Peter confirms: “So I went back and talked to him.”

Tony strokes his chin, trying to follow the metaphor Peter’s used to represent another metaphor. “You feel the same way about God?”

The kid’s answering nod is shaky. Lacking any confidence or eye contact. “I could survive without Him. So many people do. But life could be better with Him in it. It _should_ be better with Him in it--you know? I just feel that, you know? But I don’t know how to go back and talk to Him. The two weeks...the two weeks, it’s turned into two years.”

“Maybe you need to figure out what started your fight with Him.”

“That’s the thing.” Peter stops playing with the shoelaces and drops his head into his hands. “We’re not fighting. I don’t know what’s wrong. He was just there, and then suddenly--suddenly He’s _not_.”

Those three words, those three simple words, feel like the arc reactor being wrenched from Tony’s chest all over again.

He pokes his toe again at the inside of Peter’s leg. “Why do you think He’s gone?”

“Because I’m unremarkable. Ungrateful. Neither good nor bad, just somewhere in the middle...which is the worst place to be.”

Tony’s chest is swirling with emotions. Where does he even begin to address all these untruths? But the thing that astonishes him the most is the lack of Peter mentioning how he is to blame for Ben’s death. Some progress, and yet it’s progress pained and hampered down by all the other lies that crowd the kid’s brain. Lies that are perhaps a thousand times worse than the original one.

“Because I try to fight crime as a way to pay for my guilt,” Peter goes on. “Because I only scratch the surface of this thing called redemption. Because I think I’m doing a lot, but it’s never enough, because it’s not done with the right intentions.”

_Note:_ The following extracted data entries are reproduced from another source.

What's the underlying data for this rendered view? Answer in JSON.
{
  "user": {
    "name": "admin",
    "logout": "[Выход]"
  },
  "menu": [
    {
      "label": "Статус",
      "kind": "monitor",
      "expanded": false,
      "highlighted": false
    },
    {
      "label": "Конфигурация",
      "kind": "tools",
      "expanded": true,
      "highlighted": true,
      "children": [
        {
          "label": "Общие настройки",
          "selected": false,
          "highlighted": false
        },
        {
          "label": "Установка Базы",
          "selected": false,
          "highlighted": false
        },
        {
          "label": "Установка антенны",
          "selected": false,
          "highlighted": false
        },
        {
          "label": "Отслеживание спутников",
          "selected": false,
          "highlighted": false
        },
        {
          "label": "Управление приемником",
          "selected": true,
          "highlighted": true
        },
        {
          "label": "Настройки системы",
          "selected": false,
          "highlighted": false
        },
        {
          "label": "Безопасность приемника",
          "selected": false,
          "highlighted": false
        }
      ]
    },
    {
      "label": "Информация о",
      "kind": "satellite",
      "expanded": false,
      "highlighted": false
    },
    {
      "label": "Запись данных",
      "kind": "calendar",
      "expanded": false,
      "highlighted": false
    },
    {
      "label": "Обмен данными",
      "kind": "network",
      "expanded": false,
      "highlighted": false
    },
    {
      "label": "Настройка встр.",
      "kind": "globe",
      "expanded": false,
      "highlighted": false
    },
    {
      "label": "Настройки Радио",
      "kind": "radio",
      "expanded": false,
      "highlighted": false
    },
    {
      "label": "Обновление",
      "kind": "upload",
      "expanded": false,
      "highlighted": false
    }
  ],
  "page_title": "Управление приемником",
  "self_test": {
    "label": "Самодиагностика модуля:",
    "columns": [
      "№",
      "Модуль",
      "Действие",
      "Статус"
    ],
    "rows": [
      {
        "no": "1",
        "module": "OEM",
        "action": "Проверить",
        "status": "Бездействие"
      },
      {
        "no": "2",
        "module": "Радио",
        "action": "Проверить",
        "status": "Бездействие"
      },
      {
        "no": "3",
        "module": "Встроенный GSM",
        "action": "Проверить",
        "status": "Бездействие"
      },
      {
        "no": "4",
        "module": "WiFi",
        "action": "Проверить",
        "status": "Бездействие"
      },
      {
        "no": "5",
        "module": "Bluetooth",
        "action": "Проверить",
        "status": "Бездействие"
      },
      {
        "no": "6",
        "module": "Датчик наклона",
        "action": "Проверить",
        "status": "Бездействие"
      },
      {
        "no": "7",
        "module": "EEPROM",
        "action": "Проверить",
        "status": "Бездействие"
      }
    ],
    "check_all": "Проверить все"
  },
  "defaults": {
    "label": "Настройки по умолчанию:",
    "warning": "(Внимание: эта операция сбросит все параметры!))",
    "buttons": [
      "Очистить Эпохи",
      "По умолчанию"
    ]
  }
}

And then he tacks on in a whisper: “Because I’m gay.”

“Oh, _kid_.” Fuck. _Fuck_.

Peter has the courage to look up at him, and his eyes are shining and wet. Tony thinks just then that this is the bravest his kid has ever been.

There are questions there, yearning to burst from the depths of Peter’s eyes. Questions too broad for words, too excruciating for tears. Too complex to be appeased with an embrace.

Why did He make me this way?

Why am I wrong?

Why is it never enough?

And the worst of them all: why didn’t He make me so it would be easy to love Him?

“Peter,” Tony says. “Come here.”

He does. He untangles his legs from Tony’s and inches up the edge of the roof on his knees until he’s facing Tony, just half a breath away. Tony closes the gap by drawing him into his chest.

“I’ve never told a soul about this, but...in 1992, I had a relationship with a guy.”

There’s a sharp movement of Peter’s damp curls under Tony’s chin as the boy jerks his head up at him. Tony was expecting the shock. He may have told Peter he’s bisexual, but finding out he actually acted on his attraction to men is quite another matter in itself.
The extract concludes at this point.